Never underestimate how much telephone etiquette affects the customers who contact your call center. Proper telephone etiquette is as important to a good customer experience as product or service knowledge and problem-solving skills. Both new-hire and ongoing training is vital to both teach and reinforce call center telephone etiquette skills.

Telephone Etiquette Best Practices

Call center procedures should focus on best practices for good telephone etiquette. These include using a formal greeting in which you clearly state your name, addressing a caller using sir or ma’am and never interrupting the caller.
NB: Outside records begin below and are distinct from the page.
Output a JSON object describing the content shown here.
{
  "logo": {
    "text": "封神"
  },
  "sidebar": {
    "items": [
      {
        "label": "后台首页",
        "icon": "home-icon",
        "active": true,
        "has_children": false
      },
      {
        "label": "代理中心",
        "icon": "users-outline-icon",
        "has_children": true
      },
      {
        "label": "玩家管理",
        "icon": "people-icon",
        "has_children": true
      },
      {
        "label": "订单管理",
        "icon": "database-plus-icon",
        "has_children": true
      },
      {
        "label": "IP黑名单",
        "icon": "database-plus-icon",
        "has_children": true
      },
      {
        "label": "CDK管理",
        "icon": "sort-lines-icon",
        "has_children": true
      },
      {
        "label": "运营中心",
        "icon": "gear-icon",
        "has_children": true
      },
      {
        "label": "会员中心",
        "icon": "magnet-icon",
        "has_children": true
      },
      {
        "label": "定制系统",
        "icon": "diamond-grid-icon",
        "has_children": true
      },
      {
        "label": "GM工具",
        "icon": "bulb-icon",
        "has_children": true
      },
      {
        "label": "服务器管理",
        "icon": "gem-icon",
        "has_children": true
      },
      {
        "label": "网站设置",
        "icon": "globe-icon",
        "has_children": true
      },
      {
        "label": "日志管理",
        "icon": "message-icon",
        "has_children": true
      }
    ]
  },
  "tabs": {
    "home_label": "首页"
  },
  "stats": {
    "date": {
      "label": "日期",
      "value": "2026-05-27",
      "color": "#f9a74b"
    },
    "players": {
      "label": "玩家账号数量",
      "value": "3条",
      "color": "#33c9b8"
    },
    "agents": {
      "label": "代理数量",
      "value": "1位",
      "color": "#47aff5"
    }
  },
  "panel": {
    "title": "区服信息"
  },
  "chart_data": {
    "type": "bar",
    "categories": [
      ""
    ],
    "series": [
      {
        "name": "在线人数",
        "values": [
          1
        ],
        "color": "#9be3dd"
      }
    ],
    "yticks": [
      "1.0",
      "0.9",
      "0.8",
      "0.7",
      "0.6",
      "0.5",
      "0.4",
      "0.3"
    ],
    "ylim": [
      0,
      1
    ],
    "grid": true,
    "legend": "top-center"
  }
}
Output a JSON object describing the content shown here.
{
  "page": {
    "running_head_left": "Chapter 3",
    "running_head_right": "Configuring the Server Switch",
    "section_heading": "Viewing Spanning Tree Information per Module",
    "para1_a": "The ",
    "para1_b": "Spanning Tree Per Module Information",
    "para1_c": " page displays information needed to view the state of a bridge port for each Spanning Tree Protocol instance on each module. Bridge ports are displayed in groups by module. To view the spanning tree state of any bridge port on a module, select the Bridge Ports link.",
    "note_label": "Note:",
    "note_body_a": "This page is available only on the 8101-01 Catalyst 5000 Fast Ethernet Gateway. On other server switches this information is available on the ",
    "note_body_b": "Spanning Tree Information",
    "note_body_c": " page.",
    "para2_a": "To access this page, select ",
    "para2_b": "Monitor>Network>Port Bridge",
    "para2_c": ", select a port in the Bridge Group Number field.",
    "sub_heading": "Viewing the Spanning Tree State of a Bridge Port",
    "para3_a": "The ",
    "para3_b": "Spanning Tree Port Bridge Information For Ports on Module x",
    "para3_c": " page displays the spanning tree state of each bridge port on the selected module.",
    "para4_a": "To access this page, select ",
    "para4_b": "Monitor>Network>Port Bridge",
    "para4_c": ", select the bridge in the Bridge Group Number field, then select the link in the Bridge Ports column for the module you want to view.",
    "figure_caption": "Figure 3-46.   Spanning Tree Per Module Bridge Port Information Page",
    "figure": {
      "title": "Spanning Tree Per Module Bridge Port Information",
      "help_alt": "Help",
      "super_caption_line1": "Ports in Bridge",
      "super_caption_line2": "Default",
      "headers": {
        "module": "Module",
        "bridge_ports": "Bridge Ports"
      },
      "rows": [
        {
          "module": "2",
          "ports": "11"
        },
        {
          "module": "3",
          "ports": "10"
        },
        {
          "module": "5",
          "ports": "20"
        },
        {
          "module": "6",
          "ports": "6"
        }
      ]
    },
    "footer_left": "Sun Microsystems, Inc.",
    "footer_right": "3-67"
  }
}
Allowing a caller to finish a thought or sentence is not only polite, but also necessary to understand the call's purpose, or formulate questions to ask once the caller finishes, so everyone is on the same page. Refraining from eating or drinking while on a call is a common sense best practice.

Vocal Etiquette

Despite good intentions, it can be easy to overlook vocal etiquette in a busy call center. Even if your words and information are correct, how you deliver a message can lead to an unsuccessful call. Tone, inflection, pitch, rate and volume are all critical to good vocal etiquette. Highlighting the right words or phrases, a lower pitch, speaking slowly and clearly, and speaking neither too softly nor too loudly are important. Don't neglect your tone of voice, which communicates how you feel about the caller.